Although there are numerous studies describing the exposure of dogs to SARS-CoV-2, studies that have evaluated the risk factors associated with greater exposure are few. The present study is among these, and, although with limited sampling which reduces the chance of detecting a true effect, it highlighted that shelter dogs had a higher seroprevalence. A study performed in Brazil focused on the difference in SARS-CoV-2 exposure among sheltered, foster home, and owner dogs and confirmed the results of this study, describing a seroprevalence of 20.22% in shelter dogs (Nilsson et al. 2024). Moreover, in the same study, age was also recognized as a risk factor, with adult dogs having a 4.16 chance of positivity (unlike the present study). Other significant factors (not assessed in the present study) were high population density among dogs and humans and repeated COVID-19 exposure through human–dog interactions (Nilsson et al. 2024). On the other hand, a recent study performed in northern Italy did not find any correlation between kennel dogs and higher seroprevalence (Bellinati et al. 2023). However, it is still intriguing to consider the dynamics of infection transmission to kennel animals. Were the dogs infected before entering the shelter because of environmental contamination? Or, (a more plausible scenario), were the animals exposed to the virus as a result of interactions with infected operators? Given the promiscuity and living circumstances of kennel dogs, was the virus possible to spread to others? Although years have passed since the infectious potential of SARS-CoV-2 in dogs was proven, this concern is still unanswered (Murphy and Ly 2021).

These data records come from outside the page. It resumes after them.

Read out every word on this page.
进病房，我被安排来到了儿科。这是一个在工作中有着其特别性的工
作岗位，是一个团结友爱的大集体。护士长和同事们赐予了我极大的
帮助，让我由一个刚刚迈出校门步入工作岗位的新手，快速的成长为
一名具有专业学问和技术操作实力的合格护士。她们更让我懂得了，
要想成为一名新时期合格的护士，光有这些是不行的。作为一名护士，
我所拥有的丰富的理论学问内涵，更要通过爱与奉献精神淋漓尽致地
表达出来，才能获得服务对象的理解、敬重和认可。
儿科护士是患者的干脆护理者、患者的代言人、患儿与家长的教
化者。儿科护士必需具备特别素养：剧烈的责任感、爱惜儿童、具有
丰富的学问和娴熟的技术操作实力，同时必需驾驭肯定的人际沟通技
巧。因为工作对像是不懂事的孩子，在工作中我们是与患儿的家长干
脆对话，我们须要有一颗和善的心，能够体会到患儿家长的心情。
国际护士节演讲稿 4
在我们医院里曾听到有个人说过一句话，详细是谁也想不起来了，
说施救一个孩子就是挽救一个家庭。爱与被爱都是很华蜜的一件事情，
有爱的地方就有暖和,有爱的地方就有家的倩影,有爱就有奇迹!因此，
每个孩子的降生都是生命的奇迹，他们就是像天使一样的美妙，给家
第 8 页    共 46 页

SARS-CoV-2 has generated hundreds of outbreaks in various animal species across multiple nations. It is necessary to continue monitoring the spread of this virus in domestic and wild animals, notably those more predisposed and with closer contact with humans as dogs.

Conclusions

Pets have been and continue to be predisposed to exposure to SARS-CoV-2 due to their relationship with humans. In this study, the seroprevalence of shelter dogs in a region of southern Italy was evaluated. The results obtained highlight the circulation of SARS-CoV-2 in this population of dogs, leading to the hypothesis that contact with infected operators is sufficient to transmit the infection to dogs. This is a small-scale study, and because of the limited sampling, it is unable to determine the significance of the several risk variables involved in the transmission of SARS-CoV-2 to dogs. In recent years, several aspects of the transmission of this virus to pets have been clarified, while others have yet to be clarified, such as the dynamics of intraspecific transmission. Future studies are needed to clarify these concepts and continue the surveillance of this reverse zoonosis in domestic animals.